Die Freundin als KomplizinEinen Tag später waren die Videos dann auf Pornopolitique.com zu sehen. Der Russe begründete die Veröffentlichung mit der Scheinheiligkeit des Politikers Griveaux, der sich im Wahlkampf um das Pariser Rathaus als vorbildlicher Familienvater dargestellt und „traditionelle Familienwerte für seine politische Propaganda“ benutzt habe. Griveaux ist mit einer 38 Jahre alten Anwältin verheiratet und Vater zweier kleiner Kinder. Im vergangenen Frühjahr ließ er sich mit seiner damals im siebten Monat schwangeren Frau für das Wochenmagazin „Paris Match“ fotografieren. In der Tat war das Motiv des liebenden, fürsorglichen Familienvaters fester Bestandteil seiner Kampagne und wohl auch der Versuch, seinem Image als arrogant und kalt wirkender Politiker entgegenzuwirken.  

Wenn nun aber stimmt, was französische Zeitungen seit dem frühen Sonntagmorgen schreiben, dann ist Griveaux Opfer einer der schmutzigsten Kampagnen geworden, die es im politischen Frankreich je gab. Denn am Wochenende wurde nicht nur der seit einiger Zeit in Frankreich lebende Piotr Pavlenski festgenommen. Auch seine Freundin, eine angeblich 29-jährige Französin aus Metz, wurde, zunächst nur als Zeugin, von der Polizei befragt. Anschließend nahm man auch sie vorübergehend fest. Vieles spricht wohl dafür, dass sie die Empfängerin der Sexvideos war und gezielt von Pavlenski auf den Politiker Griveaux angesetzt wurde. Angeblich waren der Russe und die Französin seit über einem Jahr ein Paar. Solidarität mit GriveauxDas Entsetzen über die Sextapes und ihre Folgen ist groß im politischen Paris. Politiker aller Parteien erklärten sich am Wochenende solidarisch mit Griveaux; selten war sich die politische Klasse in den vergangenen Wochen, die vom Streit um die umstrittene Rentenreform geprägt waren, so einig. Mit Griveaux stürzt nun zum ersten Mal ein Politiker über Vorgänge aus dem in Frankreich so heiligen Privatleben, die keinerlei strafrechtliche Relevanz haben. „Diese Episode steht auf außergewöhnliche Weise für die Amerikanisierung des politischen Lebens in Frankreich“, schrieb „Le Monde“ in seiner Samstagsausgabe. Nach Griveaux‘ Rückzug bleiben zwei Fragen: Erstens, warum konnte sich der Macron-Vertraute Griveaux so sicher fühlen, intime Videos zu verschicken, sollten diese tatsächlich von ihm stammen – aus Hybris, Naivität oder Dummheit? Und  zweitens, gehen die Sextapes tatsächlich nur auf den Aktivisten Piotr Pavlenski und seine mittlerweile ebenfalls verhaftete Freundin zurück – oder werden die Ermittlungen in den kommenden Tagen noch zu weiteren Mittätern führen? 
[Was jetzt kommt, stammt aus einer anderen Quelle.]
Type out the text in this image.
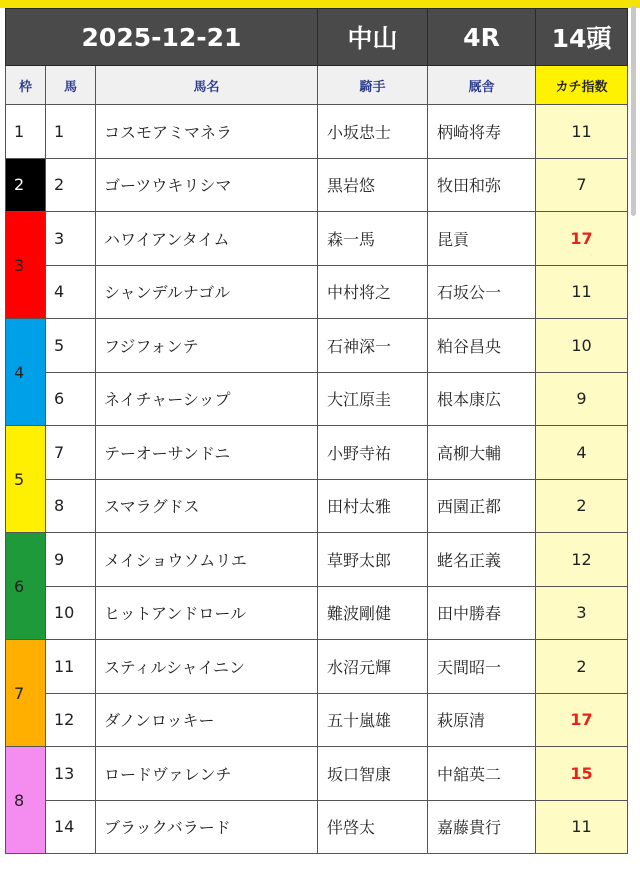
2025-12-21			中山	4R	14頭
枠	馬	馬名	騎手	厩舎	カチ指数
1	1	コスモアミマネラ	小坂忠士	柄崎将寿	11
2	2	ゴーツウキリシマ	黒岩悠	牧田和弥	7
3	3	ハワイアンタイム	森一馬	昆貢	17
	4	シャンデルナゴル	中村将之	石坂公一	11
4	5	フジフォンテ	石神深一	粕谷昌央	10
	6	ネイチャーシップ	大江原圭	根本康広	9
5	7	テーオーサンドニ	小野寺祐	高柳大輔	4
	8	スマラグドス	田村太雅	西園正都	2
6	9	メイショウソムリエ	草野太郎	蛯名正義	12
	10	ヒットアンドロール	難波剛健	田中勝春	3
7	11	スティルシャイニン	水沼元輝	天間昭一	2
	12	ダノンロッキー	五十嵐雄	萩原清	17
8	13	ロードヴァレンチ	坂口智康	中舘英二	15
	14	ブラックバラード	伴啓太	嘉藤貴行	11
Macrons Regierungspartei sucht derweil einen Ersatzkandidaten für die Bürgermeisterwahl, bis Anfang kommender Woche soll er oder sie benannt sein. Die Chancen, das Pariser Rathaus zu erobern, stehen nun noch schlechter für La République en marche (LREM). Der erste Wahlgang für die Kommunalwahlen findet schon in einem Monat, am 15. März statt. Bereits Griveaux landete laut einer Umfrage aus dem Januar nur abgeschlagen auf Platz drei, hinter der amtierenden sozialistischen Bürgermeisterin Anne Hidalgo und der konservativen ehemaligen Justizministerin Rachida Dati. Es ist wenig wahrscheinlich, dass es einem anderen Kandidaten oder einer Kandidatin gelingen könnte, das Rennen in kurzer Zeit noch zu drehen. So könnten die Kommunalwahlen zur nächsten großen Niederlage für die Regierungspartei werden, bisher hat LREM wenig Aussichten, in einer der größeren Städte des Landes zu gewinnen. Und auch in kleineren Gemeinden und Orten ist die junge Partei kaum verankert. Die Hauptstadt Paris, in der einst Jacques Chirac im Rathaus saß, bevor er ins Elysée einzog, könnte seine amtierende Bürgermeisterin Hidalgo behalten – zumal sie wohl mit der Unterstützung der Grünen rechnen kann.